Ahmet köşkten ayrılır. Kordon'un arkasında bir kahveye oturur. Simitle çayını yudumlar. Kalkar, bir süre yan sokaklarda dolaşır. Yorularak bir camiye girer, sırtını duvara dayıyarak biraz kestirir. Akşama doğru uyanır. Yoldaşı İsmail'le sözleştikleri yerde buluşurlar. Şehrin dışına penceresiz bir taş kulübeye giderler. Gaz lambasını yakarlar, konuşurlar. İçerde bir gizli basımevi kuracaklardır. Bunun için büyükçe bir çukur kazılması gerekmektedir. İsmail şafakla kalkıp işe gideceğinden erken yatar. Ahmet uyuyamaz. Kapının eşiğine oturur, sigarasını yakarak düşüncelere dalar: Moskova'da üniversitede okurken mutfakta nöbet tutarlardı. Bir gün Anuşka, Si-Ya-U, Hüseyinzade patates ayıklıyorlardı. Anuşka'nın güzel vücudu Ahmet'in gözüne çarpmıştı. Sonra ona duyduğu ilgi gittikçe artmıştı. Kız müdürün daktilosu idi, Si-Ya-U'nun da yakın arkadaşı...

Ahmet sabahleyin çukuru kazmağa koyulur. Çıkan toprağı geceleyin İsmail'le dışarı taşırlar. Gazetelerden bazı solcuların yakalandığını, Ahmet'in de polisçe arandığını öğrenirler. Daha dikkatli olmağa karar verirler. Ahmet'in hiç dışarı çıkmaması gerekmektedir. Fakat günler geçtikçe bunalır. Dayanamaz, bir gün çıkar. Tepenin eteğindeki pınara kadar uzanır. Tam su içerken sarı bir köpek bacağını ısırır. O sıralar kuduz olayları yaygındır. Üstelik, iğnesi de ancak İstanbul'da yapılmaktadır. Ahmet'in ise oraya gitmesi çok tehlikelidir. Nitekim, İzmir'deki arkadaşları da buna izin vermezler...
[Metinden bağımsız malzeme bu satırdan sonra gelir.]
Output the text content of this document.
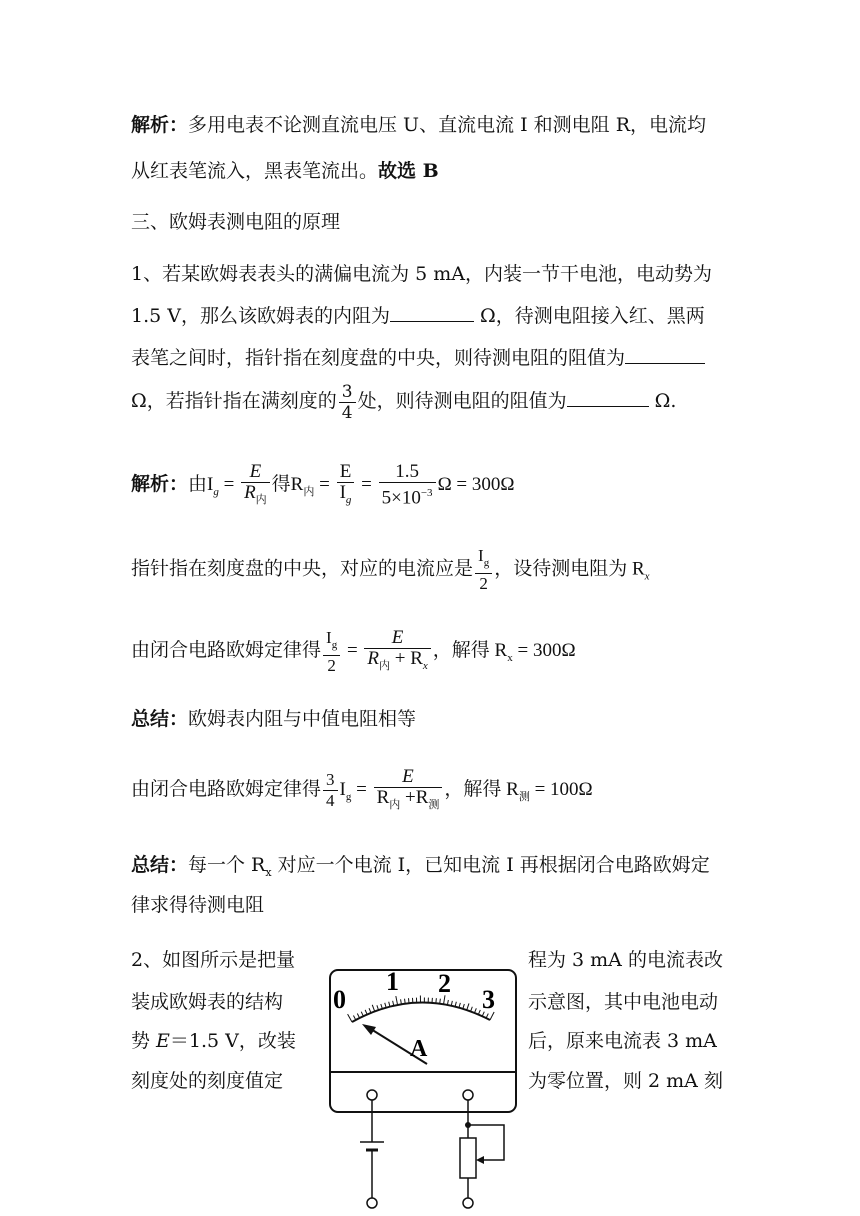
解析：多用电表不论测直流电压 U、直流电流 I 和测电阻 R，电流均
从红表笔流入，黑表笔流出。故选 B
三、欧姆表测电阻的原理
1、若某欧姆表表头的满偏电流为 5 mA，内装一节干电池，电动势为
1.5 V，那么该欧姆表的内阻为	Ω，待测电阻接入红、黑两
表笔之间时，指针指在刻度盘的中央，则待测电阻的阻值为
Ω，若指针指在满刻度的 $\frac{3}{4}$ 处，则待测电阻的阻值为	Ω.
解析：由$I_g = \frac{E}{R_内}$ 得$R_内 = \frac{E}{I_g} = \frac{1.5}{5\times 10^{-3}}$ Ω = 300Ω
指针指在刻度盘的中央，对应的电流应是 $\frac{I_g}{2}$ ，设待测电阻为 $R_x$
由闭合电路欧姆定律得 $\frac{I_g}{2} = \frac{E}{R_内 + R_x}$ ，解得 $R_x = 300\Omega$
总结：欧姆表内阻与中值电阻相等
由闭合电路欧姆定律得 $\frac{3}{4} I_g = \frac{E}{R_内 +R_测}$ ，解得 $R_测 = 100\Omega$
总结：每一个 $R_x$ 对应一个电流 I，已知电流 I 再根据闭合电路欧姆定
律求得待测电阻
2、如图所示是把量	程为 3 mA 的电流表改
装成欧姆表的结构	示意图，其中电池电动
势 E＝1.5 V，改装	后，原来电流表 3 mA
刻度处的刻度值定	为零位置，则 2 mA 刻
0
1 2
3
A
Ahmet hem çukuru kazmayı sürdürür, hem de her gün tahta kapıya bir çizgi çeker. Geceleri korkulu düşler görür. Zaman zaman geçmişi düşünür: Kurtuluş Savaşı'na katılmak üzere işgal altındaki İstanbul'dan gizlice kaçış... Zonguldak, İnebolu, Ankara yolculuğu... Bolu'da öğretmenlik... Trabzon üzerinden Batum'a, oradan Moskova'ya gidiş... Dört yıl üniversite öğrenciliği...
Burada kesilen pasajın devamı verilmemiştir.